Custom Dataset Preparation for Stack-GAN Generative Model Training From Scrap

Stack-GAN is a generative model that is generally used to implement text to image generation applications. In easy language this can be understood as GAN is stacked with another GAN, and the purpose is to generate more refined and up-to-text images.

Stack-GAN :

Stack + GAN - Similar to concept of stack in data structures which has elements one above other, here one GAN is put after other GAN with output of one stage getting refined by other.
GAN - Generative Adversarial Network, Generative meaning that generates data from noise ; Adversarial here refers to working of 2 models in conflict with each other in this case they are generator and discriminator; Network is simply Neural Network.
Generator - It can be considered as unsupervised learning as we only provide input and no output at time of training, purpose is to generate images using random noise which will be tested and classified by discriminator.
Discriminator - It can be said as classifier whose task is to take an image input and declare it as a fake or real image. This is trained on real data with actual output also as a normal classification neural network.
Goal of training GAN model is to achieve Generator so well trained that it is able to generate images that is like real image and discriminator fails to classify this image as fake; similarly to train discriminator not so much that it always classify output images as fake but train to a certain extent that it makes generator train well

Data Preparation :

Below is the hierarchy for the data and its files to be used in training StackGAN model

Categorize all the images into classes and store each image to its belonging class.
Create a text file with around 10 sentences, each describing about image background and its component. Perform this task for each image in the dataset. In example below we have written only 3 sentences

Create a text file with having name of all classes. In example we have only 2 classes.

Create a text file having paths of all the images. Mention class_name/image_name.

Split the dataset into test-train and store the encoding in text file where 0 is for train and 1 for test.

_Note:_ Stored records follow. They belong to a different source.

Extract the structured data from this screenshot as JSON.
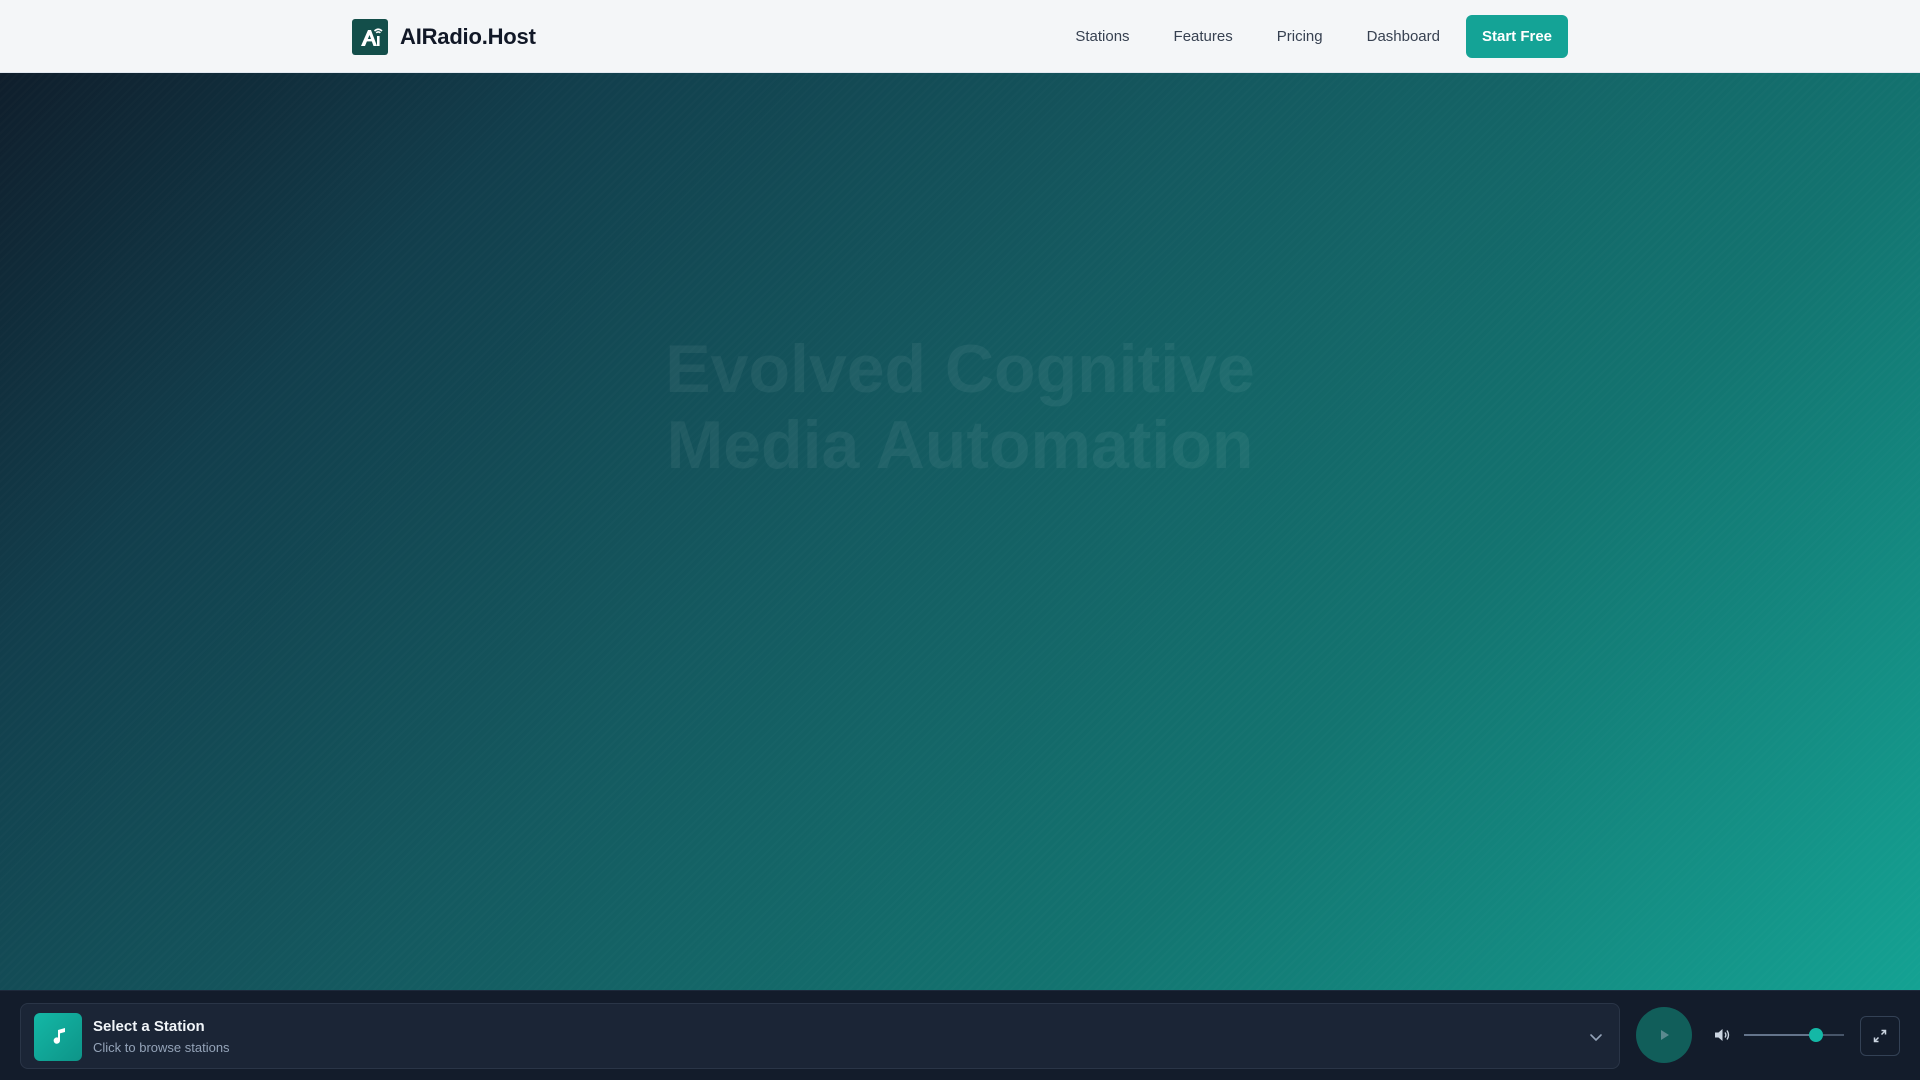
{
  "header": {
    "brand": "AIRadio.Host",
    "nav": [
      "Stations",
      "Features",
      "Pricing",
      "Dashboard"
    ],
    "cta": "Start Free"
  },
  "hero": {
    "title_line1": "Evolved Cognitive",
    "title_line2": "Media Automation"
  },
  "player": {
    "station_title": "Select a Station",
    "station_subtitle": "Click to browse stations",
    "volume_percent": 72
  },
  "icons": {
    "logo": "brand-logo-icon",
    "music": "music-note-icon",
    "chevron": "chevron-down-icon",
    "play": "play-icon",
    "volume": "volume-icon",
    "expand": "expand-icon"
  },
  "colors": {
    "accent": "#14a396",
    "header_bg": "#f4f6f8",
    "player_bg": "#131c2b"
  }
}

Note : - In all text file the order should be maintained, example - image2 which has 2nd index in images.txt file then 2nd index of all file should correspond to image2 only.

Data Pre-Processing :

The first step to split the dataset into test-train, for this any method can be used either using train_test_split function or randomly partitioning.

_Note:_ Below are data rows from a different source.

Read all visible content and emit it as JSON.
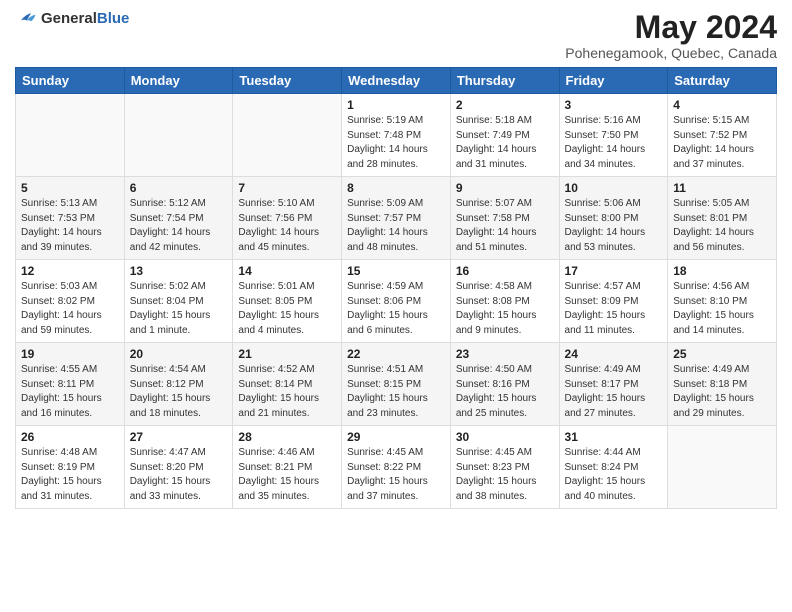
{
  "header": {
    "logo_general": "General",
    "logo_blue": "Blue",
    "title": "May 2024",
    "location": "Pohenegamook, Quebec, Canada"
  },
  "weekdays": [
    "Sunday",
    "Monday",
    "Tuesday",
    "Wednesday",
    "Thursday",
    "Friday",
    "Saturday"
  ],
  "weeks": [
    [
      {
        "day": "",
        "sunrise": "",
        "sunset": "",
        "daylight": ""
      },
      {
        "day": "",
        "sunrise": "",
        "sunset": "",
        "daylight": ""
      },
      {
        "day": "",
        "sunrise": "",
        "sunset": "",
        "daylight": ""
      },
      {
        "day": "1",
        "sunrise": "Sunrise: 5:19 AM",
        "sunset": "Sunset: 7:48 PM",
        "daylight": "Daylight: 14 hours and 28 minutes."
      },
      {
        "day": "2",
        "sunrise": "Sunrise: 5:18 AM",
        "sunset": "Sunset: 7:49 PM",
        "daylight": "Daylight: 14 hours and 31 minutes."
      },
      {
        "day": "3",
        "sunrise": "Sunrise: 5:16 AM",
        "sunset": "Sunset: 7:50 PM",
        "daylight": "Daylight: 14 hours and 34 minutes."
      },
      {
        "day": "4",
        "sunrise": "Sunrise: 5:15 AM",
        "sunset": "Sunset: 7:52 PM",
        "daylight": "Daylight: 14 hours and 37 minutes."
      }
    ],
    [
      {
        "day": "5",
        "sunrise": "Sunrise: 5:13 AM",
        "sunset": "Sunset: 7:53 PM",
        "daylight": "Daylight: 14 hours and 39 minutes."
      },
      {
        "day": "6",
        "sunrise": "Sunrise: 5:12 AM",
        "sunset": "Sunset: 7:54 PM",
        "daylight": "Daylight: 14 hours and 42 minutes."
      },
      {
        "day": "7",
        "sunrise": "Sunrise: 5:10 AM",
        "sunset": "Sunset: 7:56 PM",
        "daylight": "Daylight: 14 hours and 45 minutes."
      },
      {
        "day": "8",
        "sunrise": "Sunrise: 5:09 AM",
        "sunset": "Sunset: 7:57 PM",
        "daylight": "Daylight: 14 hours and 48 minutes."
      },
      {
        "day": "9",
        "sunrise": "Sunrise: 5:07 AM",
        "sunset": "Sunset: 7:58 PM",
        "daylight": "Daylight: 14 hours and 51 minutes."
      },
      {
        "day": "10",
        "sunrise": "Sunrise: 5:06 AM",
        "sunset": "Sunset: 8:00 PM",
        "daylight": "Daylight: 14 hours and 53 minutes."
      },
      {
        "day": "11",
        "sunrise": "Sunrise: 5:05 AM",
        "sunset": "Sunset: 8:01 PM",
        "daylight": "Daylight: 14 hours and 56 minutes."
      }
    ],
    [
      {
        "day": "12",
        "sunrise": "Sunrise: 5:03 AM",
        "sunset": "Sunset: 8:02 PM",
        "daylight": "Daylight: 14 hours and 59 minutes."
      },
      {
        "day": "13",
        "sunrise": "Sunrise: 5:02 AM",
        "sunset": "Sunset: 8:04 PM",
        "daylight": "Daylight: 15 hours and 1 minute."
      },
      {
        "day": "14",
        "sunrise": "Sunrise: 5:01 AM",
        "sunset": "Sunset: 8:05 PM",
        "daylight": "Daylight: 15 hours and 4 minutes."
      },
      {
        "day": "15",
        "sunrise": "Sunrise: 4:59 AM",
        "sunset": "Sunset: 8:06 PM",
        "daylight": "Daylight: 15 hours and 6 minutes."
      },
      {
        "day": "16",
        "sunrise": "Sunrise: 4:58 AM",
        "sunset": "Sunset: 8:08 PM",
        "daylight": "Daylight: 15 hours and 9 minutes."
      },
      {
        "day": "17",
        "sunrise": "Sunrise: 4:57 AM",
        "sunset": "Sunset: 8:09 PM",
        "daylight": "Daylight: 15 hours and 11 minutes."
      },
      {
        "day": "18",
        "sunrise": "Sunrise: 4:56 AM",
        "sunset": "Sunset: 8:10 PM",
        "daylight": "Daylight: 15 hours and 14 minutes."
      }
    ],
    [
      {
        "day": "19",
        "sunrise": "Sunrise: 4:55 AM",
        "sunset": "Sunset: 8:11 PM",
        "daylight": "Daylight: 15 hours and 16 minutes."
      },
      {
        "day": "20",
        "sunrise": "Sunrise: 4:54 AM",
        "sunset": "Sunset: 8:12 PM",
        "daylight": "Daylight: 15 hours and 18 minutes."
      },
      {
        "day": "21",
        "sunrise": "Sunrise: 4:52 AM",
        "sunset": "Sunset: 8:14 PM",
        "daylight": "Daylight: 15 hours and 21 minutes."
      },
      {
        "day": "22",
        "sunrise": "Sunrise: 4:51 AM",
        "sunset": "Sunset: 8:15 PM",
        "daylight": "Daylight: 15 hours and 23 minutes."
      },
      {
        "day": "23",
        "sunrise": "Sunrise: 4:50 AM",
        "sunset": "Sunset: 8:16 PM",
        "daylight": "Daylight: 15 hours and 25 minutes."
      },
      {
        "day": "24",
        "sunrise": "Sunrise: 4:49 AM",
        "sunset": "Sunset: 8:17 PM",
        "daylight": "Daylight: 15 hours and 27 minutes."
      },
      {
        "day": "25",
        "sunrise": "Sunrise: 4:49 AM",
        "sunset": "Sunset: 8:18 PM",
        "daylight": "Daylight: 15 hours and 29 minutes."
      }
    ],
    [
      {
        "day": "26",
        "sunrise": "Sunrise: 4:48 AM",
        "sunset": "Sunset: 8:19 PM",
        "daylight": "Daylight: 15 hours and 31 minutes."
      },
      {
        "day": "27",
        "sunrise": "Sunrise: 4:47 AM",
        "sunset": "Sunset: 8:20 PM",
        "daylight": "Daylight: 15 hours and 33 minutes."
      },
      {
        "day": "28",
        "sunrise": "Sunrise: 4:46 AM",
        "sunset": "Sunset: 8:21 PM",
        "daylight": "Daylight: 15 hours and 35 minutes."
      },
      {
        "day": "29",
        "sunrise": "Sunrise: 4:45 AM",
        "sunset": "Sunset: 8:22 PM",
        "daylight": "Daylight: 15 hours and 37 minutes."
      },
      {
        "day": "30",
        "sunrise": "Sunrise: 4:45 AM",
        "sunset": "Sunset: 8:23 PM",
        "daylight": "Daylight: 15 hours and 38 minutes."
      },
      {
        "day": "31",
        "sunrise": "Sunrise: 4:44 AM",
        "sunset": "Sunset: 8:24 PM",
        "daylight": "Daylight: 15 hours and 40 minutes."
      },
      {
        "day": "",
        "sunrise": "",
        "sunset": "",
        "daylight": ""
      }
    ]
  ]
}
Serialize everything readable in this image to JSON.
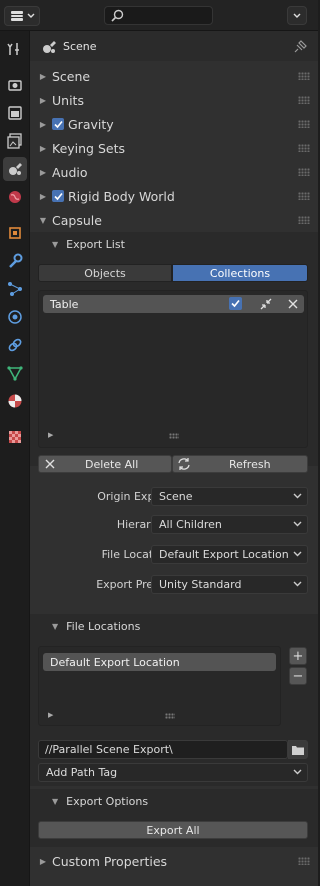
{
  "header": {
    "editor_icon": "properties-editor-icon",
    "search_placeholder": ""
  },
  "context": {
    "title": "Scene"
  },
  "sections": [
    {
      "label": "Scene",
      "checkbox": false
    },
    {
      "label": "Units",
      "checkbox": false
    },
    {
      "label": "Gravity",
      "checkbox": true
    },
    {
      "label": "Keying Sets",
      "checkbox": false
    },
    {
      "label": "Audio",
      "checkbox": false
    },
    {
      "label": "Rigid Body World",
      "checkbox": true
    },
    {
      "label": "Capsule",
      "checkbox": false,
      "expanded": true
    }
  ],
  "capsule": {
    "export_list": {
      "label": "Export List",
      "tabs": [
        "Objects",
        "Collections"
      ],
      "active_tab": "Collections",
      "items": [
        "Table"
      ],
      "delete_all": "Delete All",
      "refresh": "Refresh"
    },
    "props": [
      {
        "label": "Origin Export",
        "value": "Scene"
      },
      {
        "label": "Hierarchy",
        "value": "All Children"
      },
      {
        "label": "File Location",
        "value": "Default Export Location"
      },
      {
        "label": "Export Preset",
        "value": "Unity Standard"
      }
    ],
    "file_locations": {
      "label": "File Locations",
      "items": [
        "Default Export Location"
      ],
      "path": "//Parallel Scene Export\\",
      "add_path_tag": "Add Path Tag"
    },
    "export_options": {
      "label": "Export Options",
      "export_all": "Export All"
    }
  },
  "custom_properties": {
    "label": "Custom Properties"
  },
  "colors": {
    "accent": "#4772b3",
    "panel": "#303030",
    "background": "#1d1d1d"
  }
}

Crucial step is to perform embedding of text to vectors. We call it as sentence embedding. Particularly it depends on test case but here in Stack-GAN char-CNN-RNN embedding is preferred, but we can use other models also such as Bert-cased/uncased, custom trained embedding model and etc.

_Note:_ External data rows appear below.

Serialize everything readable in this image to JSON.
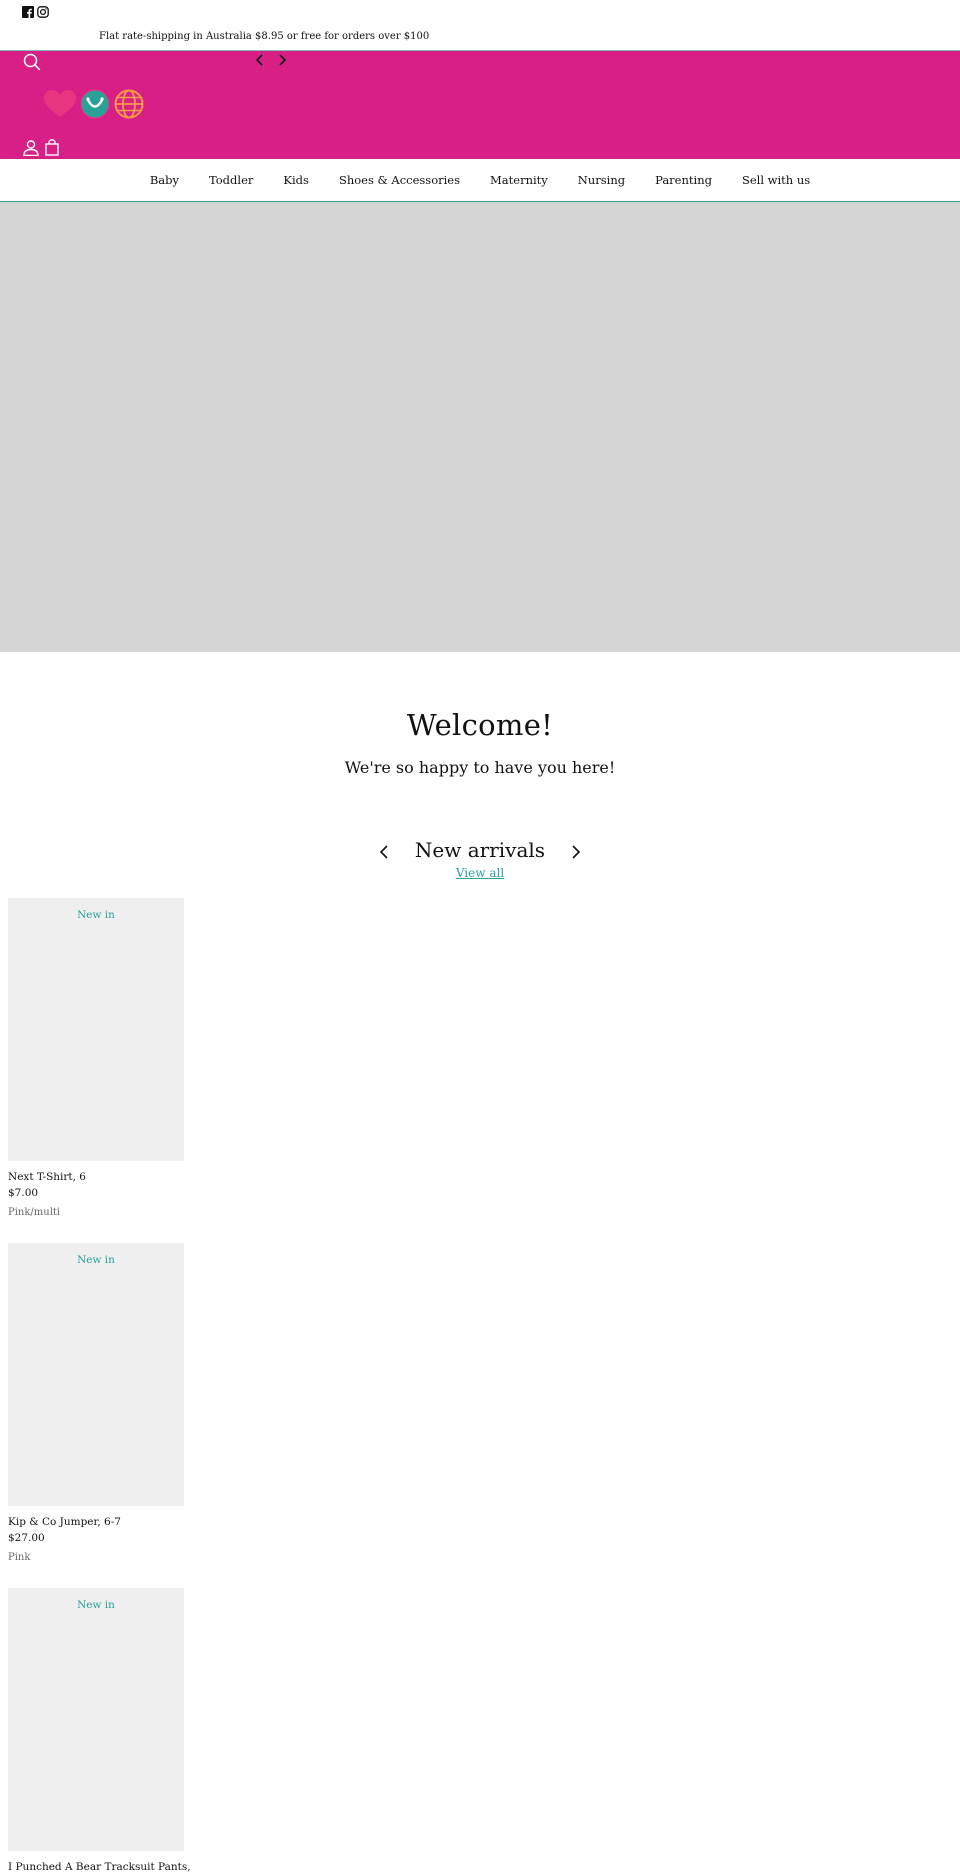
{
  "topbar": {
    "social_icons": [
      "facebook-icon",
      "instagram-icon"
    ],
    "announcement": "Flat rate-shipping in Australia $8.95 or free for orders over $100"
  },
  "header": {
    "background_color": "#d81f85",
    "icons": [
      "search-icon",
      "chevron-left-icon",
      "chevron-right-icon",
      "heart-icon",
      "smile-icon",
      "globe-icon",
      "account-icon",
      "bag-icon"
    ]
  },
  "nav": {
    "items": [
      {
        "label": "Baby"
      },
      {
        "label": "Toddler"
      },
      {
        "label": "Kids"
      },
      {
        "label": "Shoes & Accessories"
      },
      {
        "label": "Maternity"
      },
      {
        "label": "Nursing"
      },
      {
        "label": "Parenting"
      },
      {
        "label": "Sell with us"
      }
    ]
  },
  "welcome": {
    "title": "Welcome!",
    "subtitle": "We're so happy to have you here!"
  },
  "new_arrivals": {
    "title": "New arrivals",
    "view_all": "View all",
    "products": [
      {
        "badge": "New in",
        "title": "Next T-Shirt, 6",
        "price": "$7.00",
        "variant": "Pink/multi"
      },
      {
        "badge": "New in",
        "title": "Kip & Co Jumper, 6-7",
        "price": "$27.00",
        "variant": "Pink"
      },
      {
        "badge": "New in",
        "title": "I Punched A Bear Tracksuit Pants,",
        "price": "",
        "variant": ""
      }
    ]
  },
  "colors": {
    "accent": "#2aa198",
    "brand_pink": "#d81f85",
    "hero_placeholder": "#d5d5d5",
    "product_placeholder": "#efefef"
  }
}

The most important step to keep in mind is to maintain the dimension of embedding to model's expected input, similarly output of one model should be of same dimension as expected by model 2' s input and if not resize the it.
After performing embedding, check each index belong to desired image or not. According to test train split, rearrange all the files in storage in the above shown hierarchy .
Now we create our files that will be feed to model code : pickle file, this operation is performed for both set train and test and on files : char-CNN-RNN, images.txt and class info.

Apart from this file there are some optional files that depend on dataset and cases : bounding boxes, parts
parts is a text file consist of parts of the class of the image
bounding boxes is a text file which contains the location of the respective parts mentioned in previous parts.txt file as pixel location of starting point as x, y and width, height
The only other data we need for our model is noise/ Gaussian noise of dimension (100,) that will be converted into image.

Stack-GAN architecture and working :

Step 1 : Dataset Preparation - This model requires images, text description files for each respective images, parts/ objects present in image, bounding box of this parts in the respective images, train-test-split files for information and all the available images classes information.
Step 2 : Embedding - embedding is done to convert text to numerical values which can be done using various models Char-CNN-RNN is preferred but other can also be used like Bert, word2vec and custom ones.

Step 3 : Conditioning Augmentation [ CA ] - model would be creating images output from latent vector or random noise but as a reference to the given input text we have to concat step 2 embedding to this latent vector. For reference purpose lets call this as CA latent vector.

Step 4 : Stage I refers to combination of Generator I and Discriminator I,
- Stage I generator expects CA latent vector, processing this vector a fake image is created of 64x64 pixels which involves upsampling also.
- Now in stack-GAN discriminator expects image and text associated to it, it checks if they both belongs to each other or not. In this case we input the fake 64x64 px image to discriminator along with embedding. Now if our generator is trained enough to fool discriminator than Stage I is completed.

Step 5 : Stage II refers to combination of Generator II and Discriminator II,
Stage II generator II takes Stage I output fake image (64x64) and CA latent vector to more refine the details in fake image to make it look more like real image in stage II.
Before giving input this CA latent vector is compressed and image is downsampled in model to process it more efficiently, which later again upsampled to 256x256 high resolution image.
New generated fake image (256x256) by generator II, is then sent to discriminator II along with compressed embedding to check is it real or not; now if generator II fake is able to fool discriminator II then our generator II is good enough to use as final model.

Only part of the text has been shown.